US rabbi reveals details about hostage-takers

After the hostage-taking in a Texas synagogue, the rabbi tells of oppressive hours of fear. They managed to escape without police help. How and why the perpetrator was later killed, however, remains in the dark.

Two days after the hostage-taking in a synagogue in the US state of Texas, new details about the crime have become known. One of the hostages, Rabbi Charlie Cytron-Walker, gave in one interview with the television station CBS insight into the dramatic hours with the hostage-taker and reported that he and the other detainees were able to free themselves in the end. When he saw an opportunity, he threw a chair at the perpetrator and fled with the other hostages, the rabbi said. They could have freed themselves “without a single shot being fired”.
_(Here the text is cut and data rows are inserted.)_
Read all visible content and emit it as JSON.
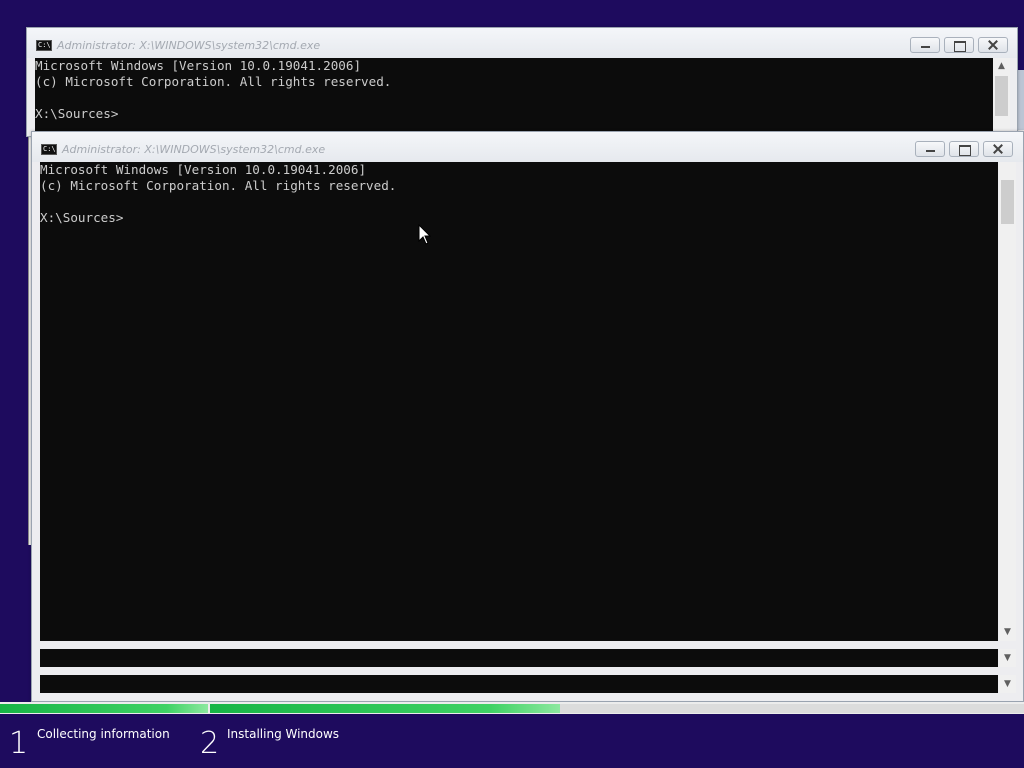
{
  "windows": [
    {
      "title": "Administrator: X:\\WINDOWS\\system32\\cmd.exe",
      "lines": [
        "Microsoft Windows [Version 10.0.19041.2006]",
        "(c) Microsoft Corporation. All rights reserved.",
        "",
        "X:\\Sources>"
      ]
    },
    {
      "title": "Administrator: X:\\WINDOWS\\system32\\cmd.exe",
      "lines": [
        "Microsoft Windows [Version 10.0.19041.2006]",
        "(c) Microsoft Corporation. All rights reserved.",
        "",
        "X:\\Sources>"
      ]
    }
  ],
  "icons": {
    "console": "cmd-icon",
    "minimize": "minimize-icon",
    "maximize": "maximize-icon",
    "close": "close-icon",
    "scroll_up": "▲",
    "scroll_down": "▼",
    "console_icon_text": "C:\\"
  },
  "setup": {
    "steps": [
      {
        "number": "1",
        "label": "Collecting information",
        "progress": 1.0
      },
      {
        "number": "2",
        "label": "Installing Windows",
        "progress": 0.43
      }
    ]
  },
  "colors": {
    "background": "#1e0b5e",
    "progress": "#2cc456",
    "console_bg": "#0c0c0c",
    "console_fg": "#cccccc"
  }
}
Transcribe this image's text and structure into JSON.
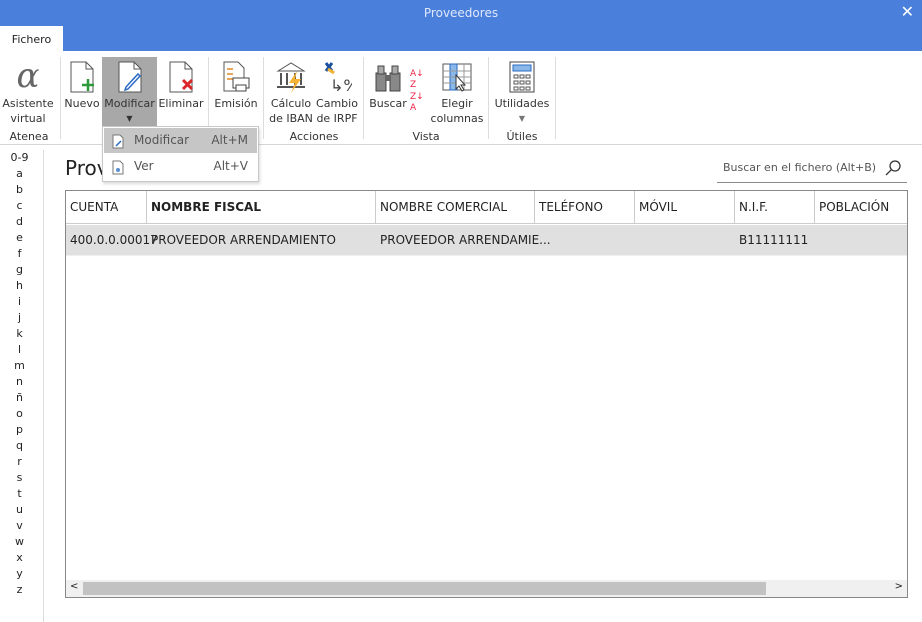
{
  "window": {
    "title": "Proveedores"
  },
  "tabs": [
    {
      "label": "Fichero"
    }
  ],
  "ribbon": {
    "buttons": [
      {
        "label1": "Asistente",
        "label2": "virtual"
      },
      {
        "label1": "Nuevo"
      },
      {
        "label1": "Modificar"
      },
      {
        "label1": "Eliminar"
      },
      {
        "label1": "Emisión"
      },
      {
        "label1": "Cálculo",
        "label2": "de IBAN"
      },
      {
        "label1": "Cambio",
        "label2": "de IRPF"
      },
      {
        "label1": "Buscar"
      },
      {
        "label1": "Elegir",
        "label2": "columnas"
      },
      {
        "label1": "Utilidades"
      }
    ],
    "groups": [
      "Atenea",
      "Acciones",
      "Vista",
      "Útiles"
    ]
  },
  "dropdown": {
    "items": [
      {
        "label": "Modificar",
        "shortcut": "Alt+M"
      },
      {
        "label": "Ver",
        "shortcut": "Alt+V"
      }
    ]
  },
  "alphabet": [
    "0-9",
    "a",
    "b",
    "c",
    "d",
    "e",
    "f",
    "g",
    "h",
    "i",
    "j",
    "k",
    "l",
    "m",
    "n",
    "ñ",
    "o",
    "p",
    "q",
    "r",
    "s",
    "t",
    "u",
    "v",
    "w",
    "x",
    "y",
    "z"
  ],
  "page": {
    "title": "Proveedores"
  },
  "search": {
    "placeholder": "Buscar en el fichero (Alt+B)"
  },
  "table": {
    "columns": [
      "CUENTA",
      "NOMBRE FISCAL",
      "NOMBRE COMERCIAL",
      "TELÉFONO",
      "MÓVIL",
      "N.I.F.",
      "POBLACIÓN"
    ],
    "rows": [
      [
        "400.0.0.00017",
        "PROVEEDOR ARRENDAMIENTO",
        "PROVEEDOR ARRENDAMIE...",
        "",
        "",
        "B11111111",
        ""
      ]
    ]
  },
  "colors": {
    "titlebar": "#4a7fdc",
    "selected_row": "#e0e0e0"
  }
}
A man – according to police a 44-year-old Briton – had taken Cytron-Walker and three other people hostage on Saturday at the synagogue in Colleyville near Dallas. A hostage was released early Saturday night. The other detainees were only released a few hours later. All four were unharmed. The perpetrator died. Originally it was said that special forces had entered the church and freed the hostages. So far, however, the police have not commented in detail on the circumstances surrounding the end of the hostage-taking and have also left it open how exactly the perpetrator died.

US media, citing investigators, had reported that the hostage-taker wanted to free a Pakistani scientist imprisoned in Texas, who had been convicted of attempting to murder US soldiers in Afghanistan in 2010. Cytron-Walker said the situation had deteriorated in the final hour of the kidnapping. The perpetrator did not get what he wanted. “It didn’t look good,” said the rabbi. “We were very afraid.” When the opportunity presented itself, they fled.

Two teenagers arrested in Manchester

According to the rabbi, the hostage-taker did not force his way into the synagogue. He knocked on a door and asked to be let in – probably on the pretext that he was looking for shelter. Cytron-Walker said he let the man in, made him some tea and chatted with him. At that moment he didn’t notice anything suspicious. Only during the service that followed, when he was standing with his back to the man, did he hear a click. “And it turned out that was his weapon.” The rabbi stressed that he and the other hostages were not physically injured. But the situation was very dangerous. “We’re still in the process of processing it.”

The Federal Police FBI has identified the hostage-taker as the British citizen Malik Faisal A. and, according to its own statements, has started investigations “with global reach” into the motive and possible contacts of the man. After the hostage-taking in Texas, the anti-terrorist police in Great Britain arrested two young men. The two teenagers were caught in the south of Manchester and are now being questioned, the responsible investigative authority said on Monday night via Twitter. Further details were not initially announced.

The Muslim Council of Britain mosque association said it assumed it was a Muslim and strongly condemned the act. A statement said the man’s family was “shocked and saddened” by the incident. The “Washington Post” reported, citing investigators, that the Colleyville kidnappers had traveled to the United States by plane at the end of December.

Biden calls the act an “act of terrorism”

US President Joe Biden said on Sunday that it is currently assumed that the man bought his guns unofficially. Contrary to what he himself said, he probably didn’t have any bombs with him. The man also spent a night in a homeless shelter. Biden described the act as an “act of terrorism”.

US media had reported, citing investigators, that the man wanted to secure the release of Pakistani scientist Aafia Siddiqui from a nearby prison in Texas. Siddiqui was arrested in Ghasni, Afghanistan, in July 2008 and sentenced by a US federal judge to 86 years in prison in 2010 for an attack on US soldiers in Afghanistan. Siddiqui had studied at one of the elite US universities. Later, US authorities added her name to a list of suspects linked to al-Qaeda terrorists.